Matrix polynomials and inverses- Linear Algebra

[lina29]

Homework Statement

For p(x)=x⁴-2x³+3x²-3x+1 and

A= 1 1 1 -1
-1 0 -2 1
0 0 1 0
1 0 0 0

you can check that P(A)=0 using this find a polynomial q(x) so that q(A)=A^-1. The point is A⁴-2A³+3A²-3A=A(-A³+2A²-3A+3I)=I

a) What is q(x)?

I don't really understand how to approach this problem. My initial though was that I had to solve the right side of the eqn(A⁴-2A³+3A²-3A) and that would be q(x). Am I on the right track?
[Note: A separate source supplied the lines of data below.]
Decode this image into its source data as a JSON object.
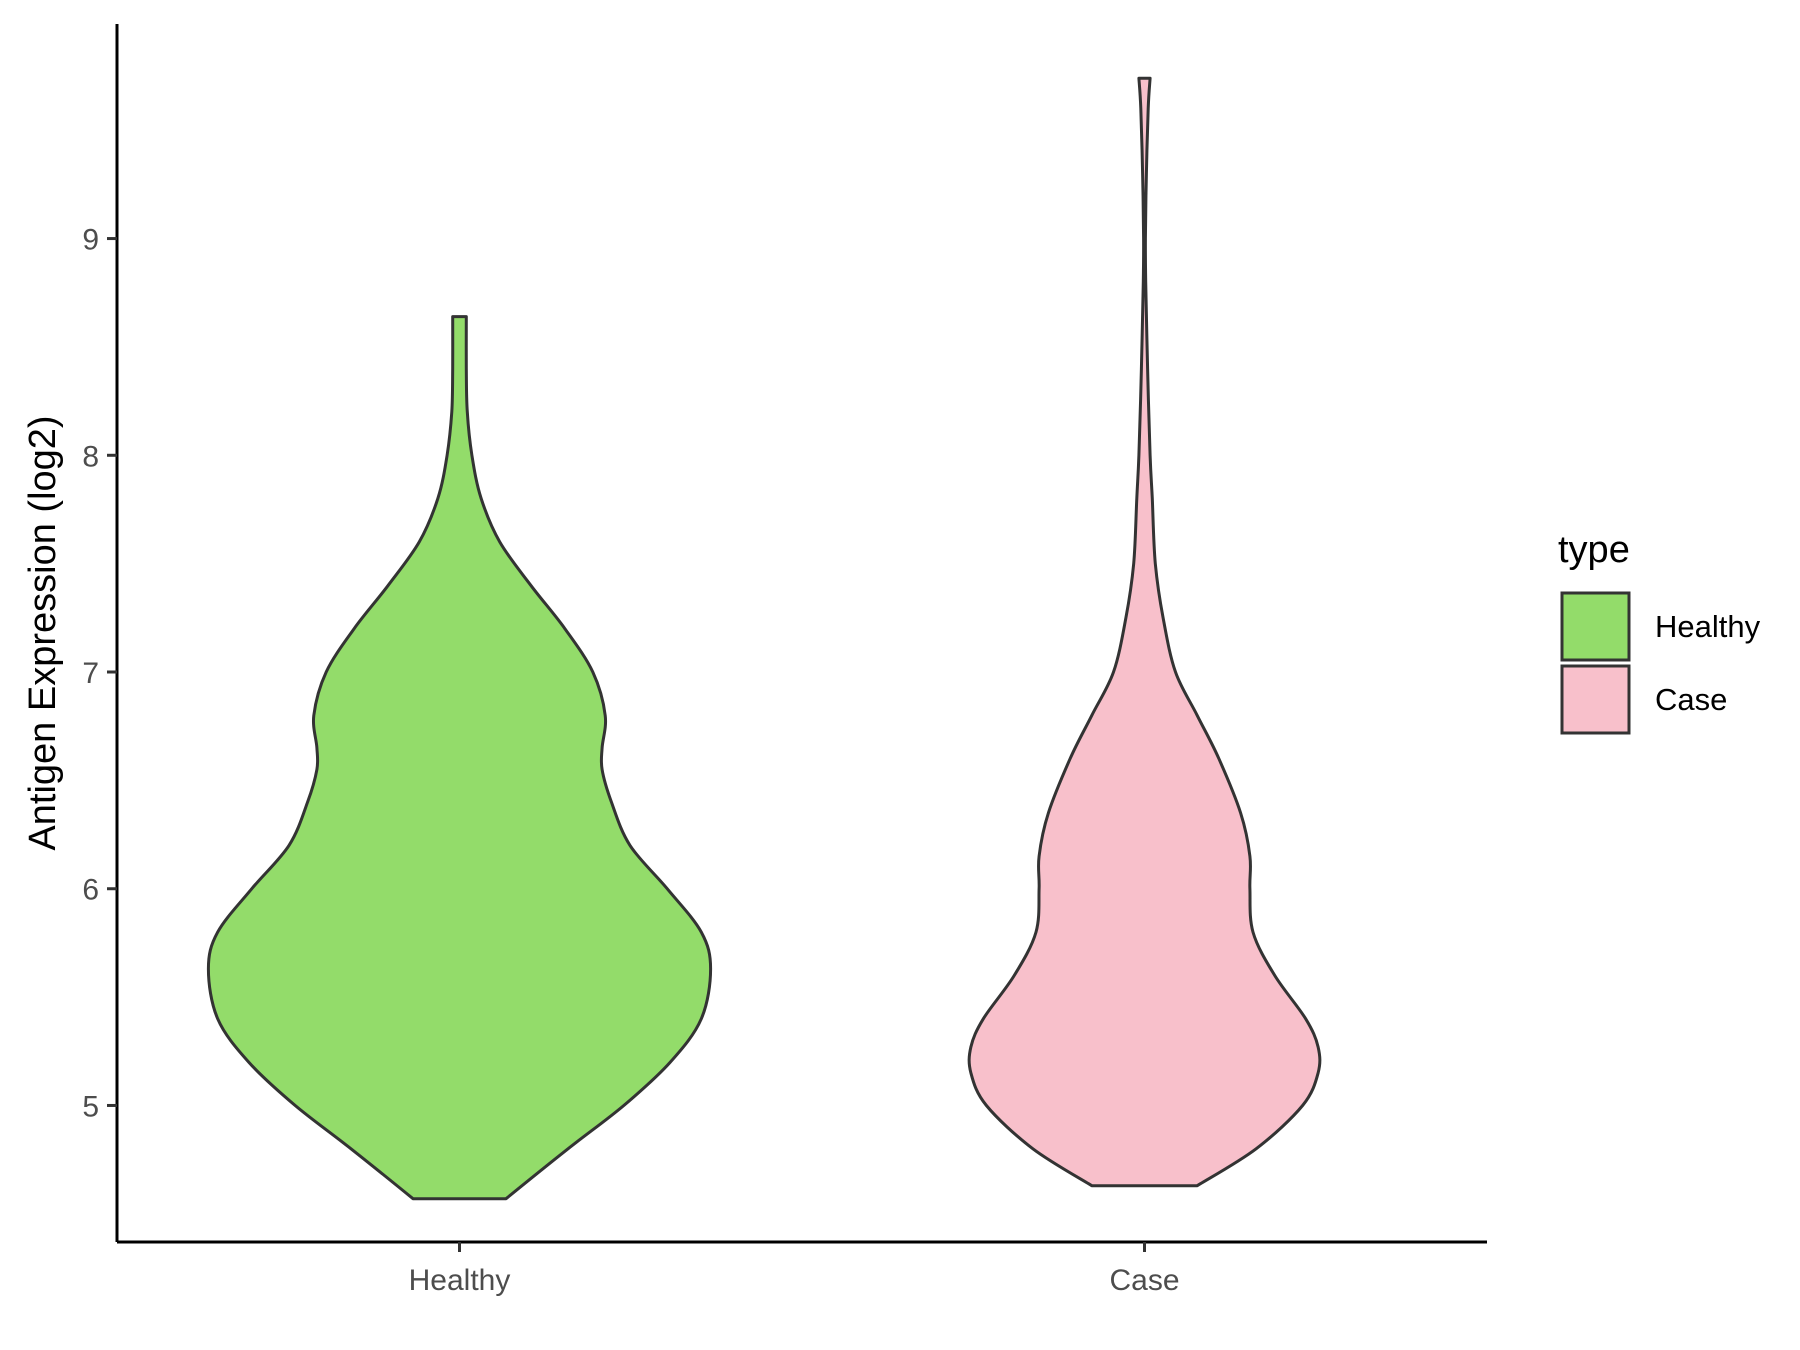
{
  "chart_data": {
    "type": "violin",
    "ylabel": "Antigen Expression (log2)",
    "xlabel": "",
    "categories": [
      "Healthy",
      "Case"
    ],
    "y_ticks": [
      5,
      6,
      7,
      8,
      9
    ],
    "ylim": [
      4.37,
      9.99
    ],
    "grid": false,
    "legend": {
      "title": "type",
      "position": "right",
      "entries": [
        {
          "label": "Healthy",
          "color": "#93dc6a"
        },
        {
          "label": "Case",
          "color": "#f8c0cb"
        }
      ]
    },
    "series": [
      {
        "category": "Healthy",
        "color": "#93dc6a",
        "min": 4.57,
        "max": 8.64,
        "density": [
          [
            4.57,
            0.15
          ],
          [
            4.8,
            0.35
          ],
          [
            5.0,
            0.53
          ],
          [
            5.2,
            0.68
          ],
          [
            5.4,
            0.78
          ],
          [
            5.63,
            0.81
          ],
          [
            5.8,
            0.78
          ],
          [
            6.0,
            0.67
          ],
          [
            6.2,
            0.55
          ],
          [
            6.4,
            0.49
          ],
          [
            6.55,
            0.46
          ],
          [
            6.65,
            0.46
          ],
          [
            6.8,
            0.47
          ],
          [
            7.0,
            0.43
          ],
          [
            7.2,
            0.34
          ],
          [
            7.4,
            0.23
          ],
          [
            7.6,
            0.13
          ],
          [
            7.8,
            0.07
          ],
          [
            8.0,
            0.04
          ],
          [
            8.2,
            0.025
          ],
          [
            8.4,
            0.022
          ],
          [
            8.64,
            0.022
          ]
        ]
      },
      {
        "category": "Case",
        "color": "#f8c0cb",
        "min": 4.63,
        "max": 9.74,
        "density": [
          [
            4.63,
            0.17
          ],
          [
            4.8,
            0.36
          ],
          [
            5.0,
            0.51
          ],
          [
            5.15,
            0.56
          ],
          [
            5.27,
            0.56
          ],
          [
            5.4,
            0.52
          ],
          [
            5.6,
            0.42
          ],
          [
            5.8,
            0.35
          ],
          [
            6.0,
            0.34
          ],
          [
            6.15,
            0.34
          ],
          [
            6.35,
            0.31
          ],
          [
            6.6,
            0.24
          ],
          [
            6.8,
            0.17
          ],
          [
            7.0,
            0.1
          ],
          [
            7.25,
            0.06
          ],
          [
            7.5,
            0.035
          ],
          [
            7.8,
            0.025
          ],
          [
            8.0,
            0.018
          ],
          [
            8.4,
            0.01
          ],
          [
            8.8,
            0.004
          ],
          [
            9.0,
            0.003
          ],
          [
            9.3,
            0.006
          ],
          [
            9.6,
            0.012
          ],
          [
            9.74,
            0.018
          ]
        ]
      }
    ]
  }
}
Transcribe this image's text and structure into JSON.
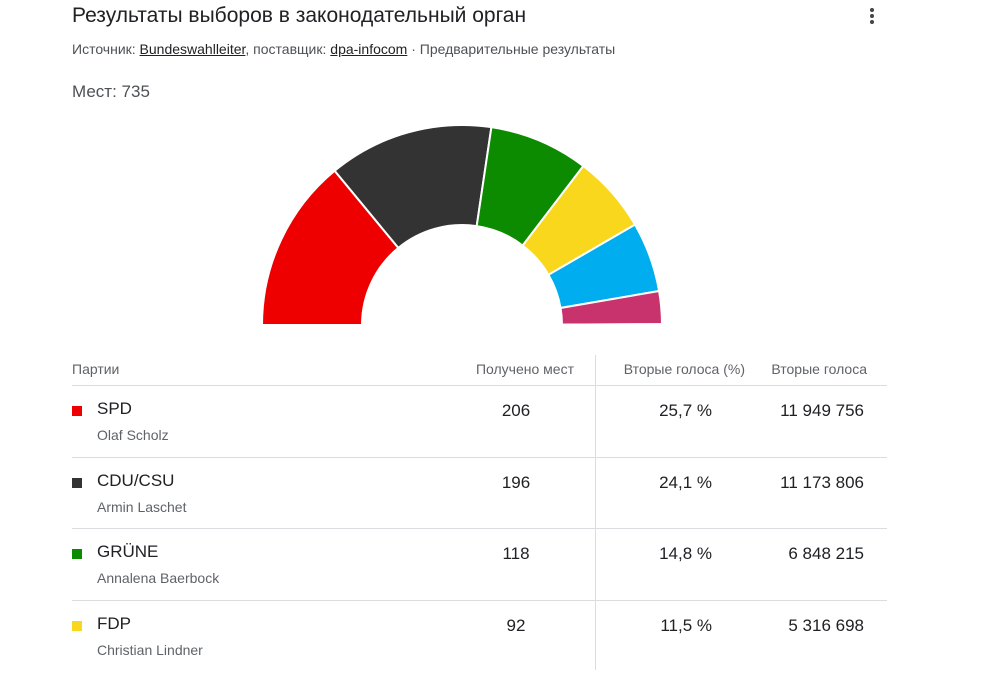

Also what's the purpose of p(x)?

 

[HallsofIvy]

Well, you say, or were given, that "the point is $A(-A^3+2A^2- 3A+ 3I)= I$

Isn't the definition of "inverse" that $AA^{-1}= I$?

 

[Mark44]

Homework Statement

For p(x)=x⁴-2x³+3x²-3x+1 and

A= 1 1 1 -1
-1 0 -2 1
0 0 1 0
1 0 0 0

you can check that P(A)=0 using this find a polynomial q(x) so that q(A)=A^-1. The point is A⁴-2A³+3A²-3A=A(-A³+2A²-3A+3I)=I

a) What is q(x)?

I don't really understand how to approach this problem. My initial though was that I had to solve the right side of the eqn(A⁴-2A³+3A²-3A) and that would be q(x). Am I on the right track? Also what's the purpose of p(x)?

Try to be more consistent with your letters. The functions you're working with are named p and q, so you shouldn't be using P in place of p. p(x) = x⁴-2x³+3x²-3x+1, so p(A) = A⁴-2A³+3A²-3A+I. Don't worry about the purpose of p - just take it as given for now.

You have A(-A³+2A²-3A+3I) = I. If A times whatever is the identity, then the whatever is the inverse of A. q(A) will be the inverse of A.